Peringatan Rusia: Senjata Nuklir Baru AS Berpotensi Membunuh 300.000 Warga Moskow

by -98 Views

Jakarta, CNBC Indonesia – Bom nuklir baru yang direncanakan untuk dikembangkan oleh Pentagon Amerika dapat menyapu bersih pusat kota Moskow dan menewaskan lebih dari 300.000 dari 13 juta penduduknya. Hal ini dilaporkan oleh Newsweek yang mengutip simulasi dari Nukemap.

Pentagon mengumumkan pada akhir bulan lalu bahwa mereka akan berusaha membuat varian baru bom gravitasi nuklir B61, yang diberi nama B61-13, sambil menunggu otorisasi dari Kongres. Senjata ini diperkirakan memiliki daya ledak sebesar 360 kiloton, 24 kali lebih kuat dari senjata yang dijatuhkan di Hiroshima selama Perang Dunia II.

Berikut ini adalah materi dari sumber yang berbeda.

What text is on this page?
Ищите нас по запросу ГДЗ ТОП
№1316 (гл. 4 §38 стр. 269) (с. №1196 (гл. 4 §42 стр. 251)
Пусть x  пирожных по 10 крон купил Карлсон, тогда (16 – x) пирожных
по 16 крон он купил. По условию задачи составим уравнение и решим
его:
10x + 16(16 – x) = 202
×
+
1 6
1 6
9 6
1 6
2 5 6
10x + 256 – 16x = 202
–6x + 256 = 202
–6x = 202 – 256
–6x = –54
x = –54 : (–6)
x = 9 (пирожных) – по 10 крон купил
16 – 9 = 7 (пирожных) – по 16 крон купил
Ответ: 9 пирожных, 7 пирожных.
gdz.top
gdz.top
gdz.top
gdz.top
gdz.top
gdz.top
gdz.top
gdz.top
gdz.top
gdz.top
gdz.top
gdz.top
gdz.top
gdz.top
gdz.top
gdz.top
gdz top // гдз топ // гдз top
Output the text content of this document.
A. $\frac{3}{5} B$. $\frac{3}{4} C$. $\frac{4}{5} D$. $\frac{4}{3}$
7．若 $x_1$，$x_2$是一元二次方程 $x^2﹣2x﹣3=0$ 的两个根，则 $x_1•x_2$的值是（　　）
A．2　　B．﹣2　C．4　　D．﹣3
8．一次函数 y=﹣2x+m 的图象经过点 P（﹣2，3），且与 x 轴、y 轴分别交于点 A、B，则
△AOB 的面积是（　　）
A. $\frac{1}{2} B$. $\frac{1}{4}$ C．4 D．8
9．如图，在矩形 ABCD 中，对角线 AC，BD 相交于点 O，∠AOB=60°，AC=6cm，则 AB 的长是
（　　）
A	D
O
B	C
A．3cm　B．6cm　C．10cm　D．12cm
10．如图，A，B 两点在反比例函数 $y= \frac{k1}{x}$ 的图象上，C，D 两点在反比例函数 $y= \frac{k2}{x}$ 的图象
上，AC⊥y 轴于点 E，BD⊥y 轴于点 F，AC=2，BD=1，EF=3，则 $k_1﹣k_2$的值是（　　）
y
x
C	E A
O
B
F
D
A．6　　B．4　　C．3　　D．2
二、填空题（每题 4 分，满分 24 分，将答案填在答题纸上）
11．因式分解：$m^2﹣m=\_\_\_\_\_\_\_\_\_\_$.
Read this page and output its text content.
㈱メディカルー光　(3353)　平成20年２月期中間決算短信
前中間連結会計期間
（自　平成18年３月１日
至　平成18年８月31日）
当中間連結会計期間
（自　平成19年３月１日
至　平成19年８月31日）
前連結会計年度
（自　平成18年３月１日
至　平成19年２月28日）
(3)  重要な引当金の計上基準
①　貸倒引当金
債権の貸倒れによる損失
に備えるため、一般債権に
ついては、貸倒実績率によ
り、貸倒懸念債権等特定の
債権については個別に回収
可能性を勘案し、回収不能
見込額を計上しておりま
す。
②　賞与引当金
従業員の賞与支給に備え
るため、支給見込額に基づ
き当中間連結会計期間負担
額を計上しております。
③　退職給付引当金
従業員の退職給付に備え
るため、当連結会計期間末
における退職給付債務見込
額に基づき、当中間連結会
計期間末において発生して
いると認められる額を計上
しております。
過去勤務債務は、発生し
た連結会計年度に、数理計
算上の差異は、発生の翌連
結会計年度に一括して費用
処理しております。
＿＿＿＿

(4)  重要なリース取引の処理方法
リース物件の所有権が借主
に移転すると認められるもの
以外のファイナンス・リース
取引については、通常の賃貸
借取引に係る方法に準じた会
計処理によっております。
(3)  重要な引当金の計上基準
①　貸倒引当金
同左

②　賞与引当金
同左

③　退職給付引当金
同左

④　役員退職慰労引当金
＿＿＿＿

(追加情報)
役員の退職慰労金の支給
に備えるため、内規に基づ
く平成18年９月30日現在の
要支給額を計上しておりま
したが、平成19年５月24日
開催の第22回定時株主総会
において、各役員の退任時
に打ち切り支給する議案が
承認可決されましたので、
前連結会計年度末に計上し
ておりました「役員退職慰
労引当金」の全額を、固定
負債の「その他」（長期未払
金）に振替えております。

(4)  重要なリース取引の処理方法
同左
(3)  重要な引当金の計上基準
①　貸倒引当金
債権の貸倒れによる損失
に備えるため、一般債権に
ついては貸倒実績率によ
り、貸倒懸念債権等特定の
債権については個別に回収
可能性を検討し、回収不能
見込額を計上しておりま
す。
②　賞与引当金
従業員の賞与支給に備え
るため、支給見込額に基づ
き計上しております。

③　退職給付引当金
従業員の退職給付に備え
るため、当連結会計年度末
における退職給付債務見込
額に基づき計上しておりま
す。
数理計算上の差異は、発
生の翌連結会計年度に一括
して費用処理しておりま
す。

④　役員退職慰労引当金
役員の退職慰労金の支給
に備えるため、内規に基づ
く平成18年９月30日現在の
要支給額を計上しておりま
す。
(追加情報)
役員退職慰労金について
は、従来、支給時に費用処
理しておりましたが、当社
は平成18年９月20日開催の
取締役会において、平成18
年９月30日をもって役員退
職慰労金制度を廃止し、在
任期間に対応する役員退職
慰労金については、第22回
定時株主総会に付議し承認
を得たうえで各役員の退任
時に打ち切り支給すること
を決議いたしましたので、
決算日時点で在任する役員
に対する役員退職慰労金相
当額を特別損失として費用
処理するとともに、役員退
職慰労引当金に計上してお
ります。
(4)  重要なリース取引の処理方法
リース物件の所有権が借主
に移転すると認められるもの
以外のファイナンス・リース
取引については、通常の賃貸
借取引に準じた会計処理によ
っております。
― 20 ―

Jika bom tersebut meledak di Moskow, sekitar 311.480 orang diperkirakan akan tewas dan 868.860 orang akan terluka, kata Newsweek. Jika ledakan itu terjadi di Saint Petersburg, kota metropolitan terbesar kedua di Rusia, jumlah korban jiwa yang diperkirakan mencapai 360.150 orang, tambah publikasi tersebut.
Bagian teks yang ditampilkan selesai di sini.